10:58 am: Will you support Silverlight? In the case of certain specific plug-ins, the company is working hard on those and more information to come next year. Follow-up question: So, you're talking to Microsoft about Silverlight. Quick answer: No comment.
11:00 am: Can other browsers run in it? Chrome OS runs on Chrome but because it's open, someone could take code and build it around another browser.
11:01 am: Will it go beyond netbooks? In the future, they want it to run on laptops and desktops but for 2010, they are focused on netbooks - but a variation of them, such as larger sized, nice screens, bigger keyboards and more.
11:03 am: How do you deal with offline access? The machine is primarily online. You will be able to cache media locally - music, video, games. Any app that takes advantage of HTML5 offline capabilities would be able to offer some offline capabilities.
11:06 am: What about Android apps? What about third-party apps? Will they work on Chrome OS? Third-party apps will work if they are Web apps. Because Android apps are not Web apps, they will not - at least initially.
11:09 am: Is there a business model for Chrome OS? Will there be a vehicle for advertising or is this another way to migrate people to the Web? Not much to say on this other than they are working with partners and it's free. With that said, as people migrate to and become more comfortable with the Web, Google gains. As for advertising on the OS, there are no plans for that. The focus is to release the OS in the next year - and that's a huge undertaking in itself, Pichai said.
11:15 am: Sergey Brin joins the panel, though he says he was just popping in and hadn't planned on joining Q&A. But he's on the hot seat now.

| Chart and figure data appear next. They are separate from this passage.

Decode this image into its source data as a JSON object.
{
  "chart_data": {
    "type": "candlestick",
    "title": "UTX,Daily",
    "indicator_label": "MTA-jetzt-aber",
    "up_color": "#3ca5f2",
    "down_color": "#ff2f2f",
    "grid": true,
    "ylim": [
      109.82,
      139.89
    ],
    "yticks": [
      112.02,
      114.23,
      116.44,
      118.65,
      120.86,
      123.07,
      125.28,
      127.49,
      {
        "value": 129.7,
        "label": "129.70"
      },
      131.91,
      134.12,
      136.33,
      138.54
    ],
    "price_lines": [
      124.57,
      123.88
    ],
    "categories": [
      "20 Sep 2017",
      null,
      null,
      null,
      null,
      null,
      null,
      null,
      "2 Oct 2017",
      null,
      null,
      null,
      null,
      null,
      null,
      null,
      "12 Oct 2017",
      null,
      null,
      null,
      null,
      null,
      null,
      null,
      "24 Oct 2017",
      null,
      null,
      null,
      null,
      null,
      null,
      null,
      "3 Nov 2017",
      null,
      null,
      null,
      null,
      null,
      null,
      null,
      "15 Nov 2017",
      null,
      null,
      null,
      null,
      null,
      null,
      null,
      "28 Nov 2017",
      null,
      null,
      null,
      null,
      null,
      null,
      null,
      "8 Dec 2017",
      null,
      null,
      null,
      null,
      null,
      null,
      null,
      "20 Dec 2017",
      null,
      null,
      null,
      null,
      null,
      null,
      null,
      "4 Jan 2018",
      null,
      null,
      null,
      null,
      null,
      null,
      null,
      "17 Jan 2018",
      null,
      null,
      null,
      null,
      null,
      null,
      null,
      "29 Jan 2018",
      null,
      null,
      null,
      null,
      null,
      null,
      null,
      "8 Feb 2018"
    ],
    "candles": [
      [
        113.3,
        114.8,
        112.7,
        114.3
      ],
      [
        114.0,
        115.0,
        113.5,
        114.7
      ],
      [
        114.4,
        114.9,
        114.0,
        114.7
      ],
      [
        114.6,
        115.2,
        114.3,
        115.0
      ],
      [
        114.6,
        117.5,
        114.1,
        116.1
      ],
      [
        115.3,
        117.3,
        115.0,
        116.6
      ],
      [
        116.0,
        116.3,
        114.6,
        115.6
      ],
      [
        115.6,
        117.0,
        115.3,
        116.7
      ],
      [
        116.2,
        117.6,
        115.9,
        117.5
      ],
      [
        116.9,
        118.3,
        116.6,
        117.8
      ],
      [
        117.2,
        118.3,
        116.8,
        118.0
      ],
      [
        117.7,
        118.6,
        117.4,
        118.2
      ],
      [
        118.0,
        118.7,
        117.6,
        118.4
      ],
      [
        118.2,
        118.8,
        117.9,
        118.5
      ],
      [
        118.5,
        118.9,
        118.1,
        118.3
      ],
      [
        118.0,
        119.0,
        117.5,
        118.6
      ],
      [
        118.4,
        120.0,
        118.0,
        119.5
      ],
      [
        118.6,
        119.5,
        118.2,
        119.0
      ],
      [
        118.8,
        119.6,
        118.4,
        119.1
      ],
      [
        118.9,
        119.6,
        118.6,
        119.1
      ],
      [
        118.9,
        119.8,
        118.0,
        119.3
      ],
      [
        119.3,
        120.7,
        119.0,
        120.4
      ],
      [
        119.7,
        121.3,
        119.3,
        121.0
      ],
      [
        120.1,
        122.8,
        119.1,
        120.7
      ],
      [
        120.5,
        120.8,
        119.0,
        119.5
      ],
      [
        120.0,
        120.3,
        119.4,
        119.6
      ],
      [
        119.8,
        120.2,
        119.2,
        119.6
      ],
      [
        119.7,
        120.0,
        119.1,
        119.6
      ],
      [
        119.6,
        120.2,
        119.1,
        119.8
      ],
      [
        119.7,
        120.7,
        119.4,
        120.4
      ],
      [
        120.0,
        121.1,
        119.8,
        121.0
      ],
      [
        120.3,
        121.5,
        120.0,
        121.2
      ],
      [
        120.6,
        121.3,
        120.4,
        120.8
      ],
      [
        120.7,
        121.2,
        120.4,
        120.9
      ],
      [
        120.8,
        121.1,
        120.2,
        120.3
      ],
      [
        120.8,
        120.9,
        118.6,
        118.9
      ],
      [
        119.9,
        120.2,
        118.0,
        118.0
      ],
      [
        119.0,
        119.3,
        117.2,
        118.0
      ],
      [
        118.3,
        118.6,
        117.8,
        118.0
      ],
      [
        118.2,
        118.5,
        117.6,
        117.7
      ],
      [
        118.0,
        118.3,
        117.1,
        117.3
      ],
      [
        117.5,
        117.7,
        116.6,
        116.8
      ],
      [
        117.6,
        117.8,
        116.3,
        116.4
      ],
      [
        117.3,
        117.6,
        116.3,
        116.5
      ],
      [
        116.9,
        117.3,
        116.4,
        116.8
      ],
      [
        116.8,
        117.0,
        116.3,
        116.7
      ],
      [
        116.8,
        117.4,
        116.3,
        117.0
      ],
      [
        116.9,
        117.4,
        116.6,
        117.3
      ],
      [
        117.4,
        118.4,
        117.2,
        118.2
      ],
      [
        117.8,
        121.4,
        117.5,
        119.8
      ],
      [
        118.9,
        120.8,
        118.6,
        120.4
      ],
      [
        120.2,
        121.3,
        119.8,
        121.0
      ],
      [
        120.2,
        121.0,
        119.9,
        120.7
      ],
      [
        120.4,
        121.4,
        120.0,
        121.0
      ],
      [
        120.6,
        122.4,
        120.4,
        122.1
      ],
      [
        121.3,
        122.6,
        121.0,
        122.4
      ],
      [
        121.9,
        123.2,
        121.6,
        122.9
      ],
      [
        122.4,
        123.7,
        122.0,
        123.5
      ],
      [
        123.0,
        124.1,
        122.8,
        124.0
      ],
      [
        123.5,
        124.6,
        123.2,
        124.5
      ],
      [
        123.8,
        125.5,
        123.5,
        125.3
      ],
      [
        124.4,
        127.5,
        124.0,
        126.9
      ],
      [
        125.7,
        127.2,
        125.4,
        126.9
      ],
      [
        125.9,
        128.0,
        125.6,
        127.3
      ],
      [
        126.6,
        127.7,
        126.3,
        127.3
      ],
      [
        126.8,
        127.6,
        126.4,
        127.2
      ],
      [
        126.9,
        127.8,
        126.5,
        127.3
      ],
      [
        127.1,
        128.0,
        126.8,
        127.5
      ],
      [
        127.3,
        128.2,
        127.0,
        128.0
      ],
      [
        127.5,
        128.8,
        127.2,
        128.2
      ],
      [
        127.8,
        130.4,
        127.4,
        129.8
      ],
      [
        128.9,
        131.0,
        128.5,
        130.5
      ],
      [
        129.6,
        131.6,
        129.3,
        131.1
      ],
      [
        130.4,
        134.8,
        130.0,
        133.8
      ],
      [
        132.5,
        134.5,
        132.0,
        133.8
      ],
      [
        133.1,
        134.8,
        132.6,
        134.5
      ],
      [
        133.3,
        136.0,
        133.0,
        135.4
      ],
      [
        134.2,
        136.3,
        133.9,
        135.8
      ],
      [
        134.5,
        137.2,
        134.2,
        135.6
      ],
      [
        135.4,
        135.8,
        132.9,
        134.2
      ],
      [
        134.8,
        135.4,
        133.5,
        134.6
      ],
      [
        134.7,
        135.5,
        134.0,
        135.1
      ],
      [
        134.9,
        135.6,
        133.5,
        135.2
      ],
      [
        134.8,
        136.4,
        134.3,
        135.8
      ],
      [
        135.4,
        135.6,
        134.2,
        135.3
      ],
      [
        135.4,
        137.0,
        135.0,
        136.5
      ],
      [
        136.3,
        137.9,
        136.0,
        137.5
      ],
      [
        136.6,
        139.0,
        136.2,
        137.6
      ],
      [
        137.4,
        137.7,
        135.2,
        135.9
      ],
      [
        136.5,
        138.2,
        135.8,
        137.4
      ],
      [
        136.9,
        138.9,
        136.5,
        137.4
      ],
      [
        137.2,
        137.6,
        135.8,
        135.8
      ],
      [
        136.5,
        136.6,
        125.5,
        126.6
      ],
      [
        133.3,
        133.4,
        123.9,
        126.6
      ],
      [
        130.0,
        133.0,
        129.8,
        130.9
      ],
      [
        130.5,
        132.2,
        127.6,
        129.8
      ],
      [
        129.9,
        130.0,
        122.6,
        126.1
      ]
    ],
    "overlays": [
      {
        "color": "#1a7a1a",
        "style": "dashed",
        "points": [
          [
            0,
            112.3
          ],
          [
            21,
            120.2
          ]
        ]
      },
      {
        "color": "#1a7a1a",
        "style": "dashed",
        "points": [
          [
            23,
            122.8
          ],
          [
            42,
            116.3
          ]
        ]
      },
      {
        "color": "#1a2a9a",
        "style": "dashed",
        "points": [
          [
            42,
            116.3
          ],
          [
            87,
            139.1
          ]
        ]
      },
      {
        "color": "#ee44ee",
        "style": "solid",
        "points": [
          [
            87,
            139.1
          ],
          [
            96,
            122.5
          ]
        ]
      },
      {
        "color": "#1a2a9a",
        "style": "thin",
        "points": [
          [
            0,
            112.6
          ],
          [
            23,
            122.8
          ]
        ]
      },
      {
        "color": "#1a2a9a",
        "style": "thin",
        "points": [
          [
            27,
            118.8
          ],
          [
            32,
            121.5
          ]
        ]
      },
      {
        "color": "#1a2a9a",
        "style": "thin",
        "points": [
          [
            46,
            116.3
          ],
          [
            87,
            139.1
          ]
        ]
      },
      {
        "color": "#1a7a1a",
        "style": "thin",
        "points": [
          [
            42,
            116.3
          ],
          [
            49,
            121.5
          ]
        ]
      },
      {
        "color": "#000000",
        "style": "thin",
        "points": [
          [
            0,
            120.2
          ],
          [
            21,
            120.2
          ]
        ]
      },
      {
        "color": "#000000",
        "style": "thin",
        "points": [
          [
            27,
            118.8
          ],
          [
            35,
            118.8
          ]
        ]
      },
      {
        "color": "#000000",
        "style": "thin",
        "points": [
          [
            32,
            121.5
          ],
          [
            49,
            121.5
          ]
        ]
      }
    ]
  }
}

11:17 am: What about drivers? Will it run printers? Cameras? How will it handle those things? If it's a storage device like most cameras are, it will work. As for printing, Chrome OS will print but the company says it's taking an innovative approach to printing and will release more information about that next year. Nothing to say right now.
11:20 am: What is Chrome's position in this War of the Clouds? Sergey: Call us dumb businessmen but we focus on user needs instead of competitive strategies. Google thinks Web platform is a better way and can make computing easier for people to use.
11:21 am: That's all for today. Thanks for coming (and following along.)